同行した野澤さんが 北上川を眺めながら ポツリ、 「これ どう見たって 河じゃない、 海ですよね~?」
そこのところの認識の差なのでしょうか?


南三陸町防災対策庁舎
南三陸町の悲劇のシンボル的存在、取り壊しが決定しています。

(震災直後)


(現在)



 被災者をして 思い出したくない悲しい場所、という気持ちは よく理解できますが 
私の個人的な意見としては 残して欲しい、 

津波は屋上のさらに3m上まで達した、という事実を知り、祈りを捧げる場所として・・・




観光客も必ず立ち寄る場所ですが 
中には 笑顔でポーズをとるバカ者もいるらしい、
言語道断!です。

バスを降りるとき 
火の点いたお線香を渡してあげれば 
皆きっちりと手を合わせるのではないかと
 提案します。 





宝来館にて










釜石市鵜住居(うのすまい)区
宝来館(ほうらいかん)の女将、
岩崎昭子さん。









従業員・顧客をイチ早く裏山に避難させ、自らは まだ避難されていないご近所の方を救出するため山を降りたところで 津波に巻き込まれ、九死に一生を得た方、 3階まで水に浸かった宝来館を 見事一年後に再オープンさせました。  一度、泊まってみたいとずっと思っていたのですが このたび念願叶いました。
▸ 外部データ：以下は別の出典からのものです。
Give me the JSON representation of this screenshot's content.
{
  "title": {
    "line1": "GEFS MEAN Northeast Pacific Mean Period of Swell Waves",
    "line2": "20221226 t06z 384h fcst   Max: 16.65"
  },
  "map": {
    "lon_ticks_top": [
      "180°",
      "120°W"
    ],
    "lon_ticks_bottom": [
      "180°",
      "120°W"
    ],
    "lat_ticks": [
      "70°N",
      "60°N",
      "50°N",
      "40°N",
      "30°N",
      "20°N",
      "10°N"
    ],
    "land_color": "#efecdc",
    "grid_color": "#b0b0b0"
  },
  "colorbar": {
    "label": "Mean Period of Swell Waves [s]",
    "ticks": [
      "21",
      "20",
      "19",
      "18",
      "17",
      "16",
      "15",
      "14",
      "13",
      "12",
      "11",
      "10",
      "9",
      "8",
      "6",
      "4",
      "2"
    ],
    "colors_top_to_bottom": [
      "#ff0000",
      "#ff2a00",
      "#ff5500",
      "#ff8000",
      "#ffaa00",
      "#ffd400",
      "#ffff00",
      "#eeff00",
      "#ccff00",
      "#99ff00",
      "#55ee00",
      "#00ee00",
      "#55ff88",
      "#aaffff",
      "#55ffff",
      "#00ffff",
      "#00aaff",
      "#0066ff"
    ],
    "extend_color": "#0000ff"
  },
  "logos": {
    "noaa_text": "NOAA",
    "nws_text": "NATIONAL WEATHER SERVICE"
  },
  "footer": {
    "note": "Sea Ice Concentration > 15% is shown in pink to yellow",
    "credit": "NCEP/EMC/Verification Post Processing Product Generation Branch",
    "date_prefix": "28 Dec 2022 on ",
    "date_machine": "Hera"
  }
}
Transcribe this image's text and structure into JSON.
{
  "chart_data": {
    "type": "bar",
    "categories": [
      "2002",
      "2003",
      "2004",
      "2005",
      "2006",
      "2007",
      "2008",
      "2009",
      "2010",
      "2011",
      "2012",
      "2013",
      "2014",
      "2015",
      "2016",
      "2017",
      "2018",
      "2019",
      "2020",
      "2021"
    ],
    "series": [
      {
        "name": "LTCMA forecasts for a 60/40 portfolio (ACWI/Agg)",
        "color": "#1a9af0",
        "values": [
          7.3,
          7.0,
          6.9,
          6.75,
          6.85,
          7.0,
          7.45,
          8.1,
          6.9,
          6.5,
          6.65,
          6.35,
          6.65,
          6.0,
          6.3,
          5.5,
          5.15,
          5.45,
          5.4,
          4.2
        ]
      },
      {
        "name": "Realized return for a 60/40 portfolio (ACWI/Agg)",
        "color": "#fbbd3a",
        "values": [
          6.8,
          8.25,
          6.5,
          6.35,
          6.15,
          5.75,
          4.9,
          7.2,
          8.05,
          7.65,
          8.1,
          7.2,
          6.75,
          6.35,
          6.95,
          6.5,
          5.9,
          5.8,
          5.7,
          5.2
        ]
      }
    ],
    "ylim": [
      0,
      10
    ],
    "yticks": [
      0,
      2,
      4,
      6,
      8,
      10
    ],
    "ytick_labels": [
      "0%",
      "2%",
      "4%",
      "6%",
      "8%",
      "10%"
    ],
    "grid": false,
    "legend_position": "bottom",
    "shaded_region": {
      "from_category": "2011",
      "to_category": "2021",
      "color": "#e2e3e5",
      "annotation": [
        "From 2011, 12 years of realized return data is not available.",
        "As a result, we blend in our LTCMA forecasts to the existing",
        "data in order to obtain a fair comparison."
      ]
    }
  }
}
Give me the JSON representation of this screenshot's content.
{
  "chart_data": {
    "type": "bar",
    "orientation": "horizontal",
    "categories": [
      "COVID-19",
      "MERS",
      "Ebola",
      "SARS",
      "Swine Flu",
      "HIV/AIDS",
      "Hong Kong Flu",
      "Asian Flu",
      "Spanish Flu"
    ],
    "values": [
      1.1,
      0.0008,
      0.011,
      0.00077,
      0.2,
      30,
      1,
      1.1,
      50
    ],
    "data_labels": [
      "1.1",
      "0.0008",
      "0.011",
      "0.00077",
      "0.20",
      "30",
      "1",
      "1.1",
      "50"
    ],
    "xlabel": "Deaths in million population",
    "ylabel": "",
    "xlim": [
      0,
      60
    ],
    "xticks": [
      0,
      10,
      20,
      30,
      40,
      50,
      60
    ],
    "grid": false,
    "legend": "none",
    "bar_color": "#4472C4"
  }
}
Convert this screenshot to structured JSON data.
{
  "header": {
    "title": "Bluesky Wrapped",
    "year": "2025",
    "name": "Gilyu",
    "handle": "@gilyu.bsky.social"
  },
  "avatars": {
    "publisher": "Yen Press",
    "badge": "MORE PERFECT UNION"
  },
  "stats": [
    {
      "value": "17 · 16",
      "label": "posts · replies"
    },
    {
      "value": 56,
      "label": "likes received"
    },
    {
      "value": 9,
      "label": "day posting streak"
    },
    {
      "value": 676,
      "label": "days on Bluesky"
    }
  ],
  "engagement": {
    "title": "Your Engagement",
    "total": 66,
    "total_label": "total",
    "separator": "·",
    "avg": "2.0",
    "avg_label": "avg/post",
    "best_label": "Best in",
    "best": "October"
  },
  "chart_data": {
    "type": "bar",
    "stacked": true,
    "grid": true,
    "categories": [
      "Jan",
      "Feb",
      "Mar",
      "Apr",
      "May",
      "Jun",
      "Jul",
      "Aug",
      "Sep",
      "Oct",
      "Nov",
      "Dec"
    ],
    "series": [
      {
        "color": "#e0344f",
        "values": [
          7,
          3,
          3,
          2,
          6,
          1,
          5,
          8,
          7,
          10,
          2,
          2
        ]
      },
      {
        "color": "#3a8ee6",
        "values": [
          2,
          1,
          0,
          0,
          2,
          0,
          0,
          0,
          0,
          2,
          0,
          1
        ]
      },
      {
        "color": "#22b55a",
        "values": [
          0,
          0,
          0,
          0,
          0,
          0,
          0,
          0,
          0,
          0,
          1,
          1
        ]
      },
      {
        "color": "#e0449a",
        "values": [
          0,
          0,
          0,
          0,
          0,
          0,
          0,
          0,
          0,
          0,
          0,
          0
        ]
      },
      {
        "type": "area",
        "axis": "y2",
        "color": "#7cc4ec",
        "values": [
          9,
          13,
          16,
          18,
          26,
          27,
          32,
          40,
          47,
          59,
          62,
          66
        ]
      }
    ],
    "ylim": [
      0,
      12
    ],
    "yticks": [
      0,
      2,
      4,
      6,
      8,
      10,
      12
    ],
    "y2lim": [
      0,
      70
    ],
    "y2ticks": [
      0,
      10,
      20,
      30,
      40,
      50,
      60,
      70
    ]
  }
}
あの時のこと、これまでのこと、復興に関する思いなどを 訥訥と語ってくれました。

「防潮堤の高さをいくらにするか、が問題ではない。 自分たちにとって ここにどんな未来や故郷を作りたいのか、そのために何が必要なのか」 
「大学の偉い先生が アーデモナイコウデモナイと言っているが そんなことより まずスコップを握って 作業しろ!と言いたい」 
「防潮堤が命を守るのか? 命を守るのは 自分たち一人ひとりでは」
「防潮堤に 膨大な予算を使って 海も見えない生活をするより、津波が来たら 逃げればいい。」 等々・・・  被災地でいつも私が感じ、でも話せなかったことを 被災者の方から語っていただいたことに 感激いたしました。



車イスで避難できるようにと
森林組合とボランティアさんたちの
協力を得て
木材で作った避難道路を
1年がかりで 完成させました。

今度ここに 子どもたちのための
大きな滑り台 を
作るのだそうです。




―― 太平洋プレートによって 大きな恩恵を受けてきた(鉄の産地)この町が 今度は太平洋プレートで被害を受けた。 
1000年のスパンで物事を見ると すべては大きな流れの中のひとコマ、亡くなった人の魂も 生きている人の魂も 皆ここに居る。 これからの未来を見据えて 1000年の森を作る ―― という熱い思いに 感動・感服でした。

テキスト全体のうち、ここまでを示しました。